When I think of the stories in The Street of Crocodiles, I think of stories notable for their elaborate language rather than for their memorable plots. What really happens in this volume? The young narrator sees a half-idiot girl on a dump, his dog Nimrod sees a cockroach and barks at it, he sees a tramp, his father has digestive problems and takes an enema for relief, his cousin shows him some pornographic playing cards, a storm rages outside… Yet there is that extraordinary language!

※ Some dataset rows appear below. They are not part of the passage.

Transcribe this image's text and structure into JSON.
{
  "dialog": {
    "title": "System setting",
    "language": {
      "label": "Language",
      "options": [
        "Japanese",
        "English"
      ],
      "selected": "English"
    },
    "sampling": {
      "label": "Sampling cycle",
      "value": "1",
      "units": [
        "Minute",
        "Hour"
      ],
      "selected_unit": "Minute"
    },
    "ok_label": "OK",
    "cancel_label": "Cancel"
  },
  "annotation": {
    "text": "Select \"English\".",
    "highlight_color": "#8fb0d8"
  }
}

One way to think of these stories is to try to understand why the narrator (not the author) uses such language. It seems to me that this adolescent boy (notice his interest in the sexual) is living a fairly ordinary, perhaps even a boring, life. I think we can all relate to that. This young boy, however, has an incredible gift. He is able to transform a drab reality into something gorgeous, fantastical, and overwhelming through his imagination, through his discovery of the power of language. Language becomes for him, and for us as readers, an instrument of augmentation. It is as elaborate as it is, as decorative as it is because the narrator uses it to embroider a dull reality. Inanimate things come alive. The simplest incident or object takes on metaphysical implications. Life enlarges through the application of the mythic and the metaphorical. As it is transformed by the boy’s imagination, life is made more interesting (sometimes made more noble or more beautiful, sometimes made more terrible or more frightening) than it really is. This is true especially of the way the boy sees his father (as, for example, an Old Testament prophet) and his father’s occupation and hobbies.
The description (or even over description) is not extraneous (or skippable!) but part of the meaning of the stories.